01-06-20 08:50:00,

Michael Levitt is Professor of computer science and structural biology at Stanford Medical School and winner of the 2013 Nobel Prize in chemistry.

He has been a close observer of the pandemic and the response from the outset through its movement to Europe, the U.K., and the U.S.. Last month, speaking to the Unherd podcast and youtube channel, he offered some compelling thoughts and observers, and a striking conclusion.

Q: So you noticed that the curve was less of an exponential curve than we might have feared, in those early days?

A: In some ways there was never any exponential growth from the minute I looked at it, there were never any two days that had exactly the same growth rate — and they were getting slow…of course you could have non exponential growth where every single day they’re getting more than exponential — but the growth was always sub-exponential. So that’s the first step.

Q: [In the UK] we talk endlessly about the R-rate — the reproduction rate — and apparently that began very high, maybe as high as 3, and … [we’ve now] got it down below 1 in the UK. Intuitively, if there’s a high reproduction rate, you should see that exponential curve just going up and up.

A: Well no, wait, okay. The R-0, which is very popular, is in some ways a faulty number. Let me explain why. The rate of growth doesn’t depend on R-0. It depends on R-0 and the time you are infectious. So if you are twice as long infectious and have half the R-0 you’ll get exactly the same growth rate. This is sort of intuitive, but it’s not explained, and therefore it seems to me that I would say at the present time R-0 became important because of a lot of movies — it was very popular — talked about R-0.

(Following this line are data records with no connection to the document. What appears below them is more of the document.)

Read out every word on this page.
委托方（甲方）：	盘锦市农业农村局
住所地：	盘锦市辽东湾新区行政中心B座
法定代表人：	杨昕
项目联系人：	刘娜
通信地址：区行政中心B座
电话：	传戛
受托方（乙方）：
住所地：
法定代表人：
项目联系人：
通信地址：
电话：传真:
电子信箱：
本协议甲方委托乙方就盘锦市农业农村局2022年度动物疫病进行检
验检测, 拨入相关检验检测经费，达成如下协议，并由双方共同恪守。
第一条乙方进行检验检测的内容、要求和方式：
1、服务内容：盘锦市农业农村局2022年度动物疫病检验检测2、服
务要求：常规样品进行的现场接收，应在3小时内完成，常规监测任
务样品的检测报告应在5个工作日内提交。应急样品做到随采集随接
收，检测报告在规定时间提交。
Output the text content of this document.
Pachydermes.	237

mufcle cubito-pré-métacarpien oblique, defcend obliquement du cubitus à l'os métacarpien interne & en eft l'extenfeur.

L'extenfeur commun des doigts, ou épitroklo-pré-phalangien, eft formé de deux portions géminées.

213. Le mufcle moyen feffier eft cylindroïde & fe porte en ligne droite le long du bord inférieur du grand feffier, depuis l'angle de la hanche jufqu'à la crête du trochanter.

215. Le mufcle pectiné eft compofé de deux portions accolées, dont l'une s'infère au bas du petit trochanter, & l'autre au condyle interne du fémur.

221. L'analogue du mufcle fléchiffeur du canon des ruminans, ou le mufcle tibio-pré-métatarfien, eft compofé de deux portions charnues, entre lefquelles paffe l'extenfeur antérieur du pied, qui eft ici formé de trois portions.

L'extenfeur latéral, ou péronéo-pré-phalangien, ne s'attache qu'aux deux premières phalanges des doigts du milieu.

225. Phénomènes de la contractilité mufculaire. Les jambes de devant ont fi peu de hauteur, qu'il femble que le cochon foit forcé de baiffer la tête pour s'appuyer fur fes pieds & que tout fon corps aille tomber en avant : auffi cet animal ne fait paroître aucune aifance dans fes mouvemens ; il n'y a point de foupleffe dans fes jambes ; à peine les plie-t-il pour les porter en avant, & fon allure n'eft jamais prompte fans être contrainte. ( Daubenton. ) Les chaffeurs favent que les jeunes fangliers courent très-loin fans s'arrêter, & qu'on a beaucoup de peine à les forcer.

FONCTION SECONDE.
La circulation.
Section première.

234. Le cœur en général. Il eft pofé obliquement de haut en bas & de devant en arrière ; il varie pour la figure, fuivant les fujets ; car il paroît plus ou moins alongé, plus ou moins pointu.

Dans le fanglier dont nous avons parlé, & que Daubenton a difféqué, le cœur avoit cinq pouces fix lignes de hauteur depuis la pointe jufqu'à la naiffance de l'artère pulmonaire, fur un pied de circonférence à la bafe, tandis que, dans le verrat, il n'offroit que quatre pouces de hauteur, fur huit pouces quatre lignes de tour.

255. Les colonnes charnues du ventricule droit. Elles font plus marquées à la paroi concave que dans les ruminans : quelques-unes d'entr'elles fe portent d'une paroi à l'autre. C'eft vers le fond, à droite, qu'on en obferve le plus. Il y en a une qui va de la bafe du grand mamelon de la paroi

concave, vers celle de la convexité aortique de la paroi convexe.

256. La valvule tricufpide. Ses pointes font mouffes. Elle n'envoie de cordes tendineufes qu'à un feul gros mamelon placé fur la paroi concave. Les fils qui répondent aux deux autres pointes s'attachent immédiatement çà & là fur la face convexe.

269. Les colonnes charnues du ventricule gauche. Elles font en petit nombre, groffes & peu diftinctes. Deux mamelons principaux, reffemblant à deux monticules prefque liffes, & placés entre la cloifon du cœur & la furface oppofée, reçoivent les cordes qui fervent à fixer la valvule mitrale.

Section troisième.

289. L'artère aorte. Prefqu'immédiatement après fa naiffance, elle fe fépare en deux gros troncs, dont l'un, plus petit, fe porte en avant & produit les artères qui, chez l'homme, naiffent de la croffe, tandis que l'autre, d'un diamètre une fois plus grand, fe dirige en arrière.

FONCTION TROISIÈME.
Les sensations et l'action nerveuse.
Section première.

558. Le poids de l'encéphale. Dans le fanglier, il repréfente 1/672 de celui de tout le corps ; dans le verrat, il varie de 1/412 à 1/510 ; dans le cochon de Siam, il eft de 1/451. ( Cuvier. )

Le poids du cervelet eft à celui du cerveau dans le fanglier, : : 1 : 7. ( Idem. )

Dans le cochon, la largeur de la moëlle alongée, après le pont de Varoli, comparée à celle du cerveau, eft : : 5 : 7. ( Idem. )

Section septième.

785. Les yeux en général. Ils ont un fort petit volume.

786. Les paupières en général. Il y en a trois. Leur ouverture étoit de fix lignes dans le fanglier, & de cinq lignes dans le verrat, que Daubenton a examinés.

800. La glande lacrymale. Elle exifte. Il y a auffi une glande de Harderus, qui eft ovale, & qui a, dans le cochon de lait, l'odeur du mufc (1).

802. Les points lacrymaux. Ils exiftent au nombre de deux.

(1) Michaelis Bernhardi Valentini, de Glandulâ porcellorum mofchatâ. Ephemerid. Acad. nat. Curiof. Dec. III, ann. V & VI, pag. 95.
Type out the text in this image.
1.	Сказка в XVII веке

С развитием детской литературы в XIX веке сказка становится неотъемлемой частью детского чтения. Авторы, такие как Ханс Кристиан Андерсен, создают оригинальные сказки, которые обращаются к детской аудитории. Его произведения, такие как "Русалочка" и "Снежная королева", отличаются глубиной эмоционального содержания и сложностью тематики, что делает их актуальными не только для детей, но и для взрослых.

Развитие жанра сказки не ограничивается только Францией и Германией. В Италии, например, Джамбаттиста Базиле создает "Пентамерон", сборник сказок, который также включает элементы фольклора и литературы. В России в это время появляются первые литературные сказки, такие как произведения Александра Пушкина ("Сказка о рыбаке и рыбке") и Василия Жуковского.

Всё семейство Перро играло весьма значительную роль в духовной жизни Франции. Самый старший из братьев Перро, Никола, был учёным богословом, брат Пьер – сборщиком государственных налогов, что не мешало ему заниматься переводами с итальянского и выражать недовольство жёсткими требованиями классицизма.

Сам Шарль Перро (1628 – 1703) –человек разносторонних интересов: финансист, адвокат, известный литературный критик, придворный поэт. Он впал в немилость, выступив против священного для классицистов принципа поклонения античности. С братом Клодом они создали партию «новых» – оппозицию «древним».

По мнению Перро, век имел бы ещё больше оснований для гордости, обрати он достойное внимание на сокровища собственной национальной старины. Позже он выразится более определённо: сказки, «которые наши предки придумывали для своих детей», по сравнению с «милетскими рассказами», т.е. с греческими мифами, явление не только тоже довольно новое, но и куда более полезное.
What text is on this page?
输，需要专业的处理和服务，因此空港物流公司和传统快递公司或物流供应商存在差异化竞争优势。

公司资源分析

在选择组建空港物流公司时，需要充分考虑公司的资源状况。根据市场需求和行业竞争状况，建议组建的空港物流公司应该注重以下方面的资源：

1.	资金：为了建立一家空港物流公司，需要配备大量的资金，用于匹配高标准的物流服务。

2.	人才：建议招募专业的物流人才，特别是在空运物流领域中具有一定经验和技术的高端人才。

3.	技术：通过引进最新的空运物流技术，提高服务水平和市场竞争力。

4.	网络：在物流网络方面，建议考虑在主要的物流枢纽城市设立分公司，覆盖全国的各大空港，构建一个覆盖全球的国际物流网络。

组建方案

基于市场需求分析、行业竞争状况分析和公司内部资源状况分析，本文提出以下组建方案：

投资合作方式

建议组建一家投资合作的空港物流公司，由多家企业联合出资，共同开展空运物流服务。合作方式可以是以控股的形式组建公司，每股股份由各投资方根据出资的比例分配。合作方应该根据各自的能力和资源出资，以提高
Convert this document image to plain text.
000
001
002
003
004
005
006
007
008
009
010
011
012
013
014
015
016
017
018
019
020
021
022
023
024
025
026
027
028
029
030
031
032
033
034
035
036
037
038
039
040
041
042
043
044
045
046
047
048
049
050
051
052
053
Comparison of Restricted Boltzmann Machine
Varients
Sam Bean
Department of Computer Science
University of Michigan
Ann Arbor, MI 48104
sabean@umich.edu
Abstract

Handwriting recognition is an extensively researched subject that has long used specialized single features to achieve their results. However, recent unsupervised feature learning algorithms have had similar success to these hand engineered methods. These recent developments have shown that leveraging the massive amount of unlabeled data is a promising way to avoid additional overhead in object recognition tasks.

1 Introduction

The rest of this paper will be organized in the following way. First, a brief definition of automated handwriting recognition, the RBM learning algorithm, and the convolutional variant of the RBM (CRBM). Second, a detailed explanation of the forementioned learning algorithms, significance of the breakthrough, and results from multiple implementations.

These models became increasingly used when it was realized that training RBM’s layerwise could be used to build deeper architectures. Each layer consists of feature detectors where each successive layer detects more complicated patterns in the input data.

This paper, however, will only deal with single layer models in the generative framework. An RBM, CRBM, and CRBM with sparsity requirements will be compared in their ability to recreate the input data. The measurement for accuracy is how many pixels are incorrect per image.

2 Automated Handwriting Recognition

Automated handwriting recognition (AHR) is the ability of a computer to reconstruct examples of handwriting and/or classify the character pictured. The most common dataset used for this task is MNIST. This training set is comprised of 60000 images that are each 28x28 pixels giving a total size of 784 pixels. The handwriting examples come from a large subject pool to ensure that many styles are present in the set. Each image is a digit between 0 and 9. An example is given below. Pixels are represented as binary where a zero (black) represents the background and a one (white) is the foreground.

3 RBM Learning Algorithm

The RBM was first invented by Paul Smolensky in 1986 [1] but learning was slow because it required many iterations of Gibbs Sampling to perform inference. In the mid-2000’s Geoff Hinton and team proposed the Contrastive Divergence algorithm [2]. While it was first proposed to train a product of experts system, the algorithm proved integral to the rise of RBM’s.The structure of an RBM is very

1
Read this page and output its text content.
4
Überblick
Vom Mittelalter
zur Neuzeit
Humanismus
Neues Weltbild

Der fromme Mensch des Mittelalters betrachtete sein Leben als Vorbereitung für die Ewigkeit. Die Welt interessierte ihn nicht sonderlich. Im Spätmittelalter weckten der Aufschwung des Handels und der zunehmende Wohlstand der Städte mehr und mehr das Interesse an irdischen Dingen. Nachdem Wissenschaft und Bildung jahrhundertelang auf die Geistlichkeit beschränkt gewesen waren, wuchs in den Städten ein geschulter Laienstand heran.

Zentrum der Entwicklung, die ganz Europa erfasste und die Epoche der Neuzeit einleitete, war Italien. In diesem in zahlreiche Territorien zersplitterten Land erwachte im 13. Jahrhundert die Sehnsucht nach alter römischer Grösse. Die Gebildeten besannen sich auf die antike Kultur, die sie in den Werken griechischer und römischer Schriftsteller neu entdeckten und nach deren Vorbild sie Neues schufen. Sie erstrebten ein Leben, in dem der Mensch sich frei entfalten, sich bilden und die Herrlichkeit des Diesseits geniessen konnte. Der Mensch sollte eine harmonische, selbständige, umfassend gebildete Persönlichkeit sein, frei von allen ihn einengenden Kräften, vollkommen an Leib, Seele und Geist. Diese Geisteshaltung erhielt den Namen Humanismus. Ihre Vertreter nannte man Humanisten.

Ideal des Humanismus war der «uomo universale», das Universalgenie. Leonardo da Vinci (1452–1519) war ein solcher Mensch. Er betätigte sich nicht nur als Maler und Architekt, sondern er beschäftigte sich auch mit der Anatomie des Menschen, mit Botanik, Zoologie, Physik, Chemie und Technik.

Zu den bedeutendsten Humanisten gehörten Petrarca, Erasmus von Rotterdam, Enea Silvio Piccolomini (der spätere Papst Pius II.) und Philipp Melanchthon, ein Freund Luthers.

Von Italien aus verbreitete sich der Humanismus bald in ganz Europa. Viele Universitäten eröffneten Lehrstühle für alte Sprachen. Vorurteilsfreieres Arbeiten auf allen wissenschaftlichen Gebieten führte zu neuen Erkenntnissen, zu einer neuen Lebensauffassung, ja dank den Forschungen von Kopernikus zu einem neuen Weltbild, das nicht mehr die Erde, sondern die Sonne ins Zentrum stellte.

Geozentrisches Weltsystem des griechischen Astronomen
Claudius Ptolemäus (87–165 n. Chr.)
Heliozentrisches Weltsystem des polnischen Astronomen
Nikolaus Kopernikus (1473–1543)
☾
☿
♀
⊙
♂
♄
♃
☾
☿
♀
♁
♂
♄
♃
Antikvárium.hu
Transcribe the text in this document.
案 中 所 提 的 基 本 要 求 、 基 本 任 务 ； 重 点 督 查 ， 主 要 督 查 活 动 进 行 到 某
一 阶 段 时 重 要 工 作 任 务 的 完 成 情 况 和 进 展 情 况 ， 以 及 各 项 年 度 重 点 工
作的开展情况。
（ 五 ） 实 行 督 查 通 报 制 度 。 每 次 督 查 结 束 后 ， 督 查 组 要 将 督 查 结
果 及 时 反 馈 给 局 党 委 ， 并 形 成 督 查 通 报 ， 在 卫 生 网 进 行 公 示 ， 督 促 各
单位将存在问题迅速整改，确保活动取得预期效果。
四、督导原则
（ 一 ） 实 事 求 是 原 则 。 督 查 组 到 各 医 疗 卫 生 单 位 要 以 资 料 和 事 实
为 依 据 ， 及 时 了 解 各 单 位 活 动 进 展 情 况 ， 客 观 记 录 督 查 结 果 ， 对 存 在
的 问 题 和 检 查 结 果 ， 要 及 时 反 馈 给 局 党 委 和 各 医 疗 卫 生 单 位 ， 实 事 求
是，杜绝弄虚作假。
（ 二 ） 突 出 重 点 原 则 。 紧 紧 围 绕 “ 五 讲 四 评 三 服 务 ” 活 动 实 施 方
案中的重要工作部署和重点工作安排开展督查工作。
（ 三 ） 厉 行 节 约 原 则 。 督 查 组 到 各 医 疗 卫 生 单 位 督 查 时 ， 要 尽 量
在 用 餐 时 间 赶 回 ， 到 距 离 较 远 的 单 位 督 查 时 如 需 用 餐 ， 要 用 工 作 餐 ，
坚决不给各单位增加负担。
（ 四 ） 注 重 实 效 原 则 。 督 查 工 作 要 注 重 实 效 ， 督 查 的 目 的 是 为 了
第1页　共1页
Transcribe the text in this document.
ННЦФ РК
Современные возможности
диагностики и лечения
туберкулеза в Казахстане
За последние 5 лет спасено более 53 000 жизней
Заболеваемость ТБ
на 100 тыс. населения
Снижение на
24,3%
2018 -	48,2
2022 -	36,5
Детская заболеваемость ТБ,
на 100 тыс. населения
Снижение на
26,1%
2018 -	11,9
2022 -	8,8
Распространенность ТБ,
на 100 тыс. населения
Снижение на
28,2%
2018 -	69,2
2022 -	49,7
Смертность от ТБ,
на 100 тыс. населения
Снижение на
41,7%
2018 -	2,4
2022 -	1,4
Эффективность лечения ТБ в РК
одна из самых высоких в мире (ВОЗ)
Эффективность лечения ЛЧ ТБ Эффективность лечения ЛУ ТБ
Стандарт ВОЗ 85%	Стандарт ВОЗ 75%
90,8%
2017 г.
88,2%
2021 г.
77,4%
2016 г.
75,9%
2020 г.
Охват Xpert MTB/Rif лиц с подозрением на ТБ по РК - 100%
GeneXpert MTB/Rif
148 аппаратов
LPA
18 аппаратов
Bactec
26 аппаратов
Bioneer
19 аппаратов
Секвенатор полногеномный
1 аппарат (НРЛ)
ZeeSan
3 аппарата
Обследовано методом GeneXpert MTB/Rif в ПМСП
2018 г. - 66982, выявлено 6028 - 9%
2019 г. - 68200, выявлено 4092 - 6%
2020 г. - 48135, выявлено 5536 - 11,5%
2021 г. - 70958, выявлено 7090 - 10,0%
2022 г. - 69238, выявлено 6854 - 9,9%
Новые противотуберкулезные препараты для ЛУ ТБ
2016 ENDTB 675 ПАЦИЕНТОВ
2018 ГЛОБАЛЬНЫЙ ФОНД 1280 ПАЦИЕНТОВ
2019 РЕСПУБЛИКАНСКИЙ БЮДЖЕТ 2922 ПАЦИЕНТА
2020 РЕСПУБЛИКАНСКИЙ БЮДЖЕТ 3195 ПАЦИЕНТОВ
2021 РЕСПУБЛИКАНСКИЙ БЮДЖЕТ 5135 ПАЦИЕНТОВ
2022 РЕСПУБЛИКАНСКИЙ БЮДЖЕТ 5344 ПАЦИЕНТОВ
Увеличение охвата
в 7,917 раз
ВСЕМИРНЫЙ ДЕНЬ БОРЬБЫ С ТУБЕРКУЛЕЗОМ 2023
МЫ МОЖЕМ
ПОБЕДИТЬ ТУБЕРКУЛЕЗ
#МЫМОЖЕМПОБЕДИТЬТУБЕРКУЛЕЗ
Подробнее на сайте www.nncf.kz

Epidemiologists talk about R-0 but, looking at all the mathematics, you have to specify the time infectious at the same time to have any meaning. The other problem is that R-0 decreases — we don’t know why R-0 decreases. It could be social distancing, it could be prior immunity, it could be hidden cases.

Q: You’ve been observing the shapes of these curves and how the R-0 number tends to come down and the curve tends to flatten in some kind of natural way regardless of intervention.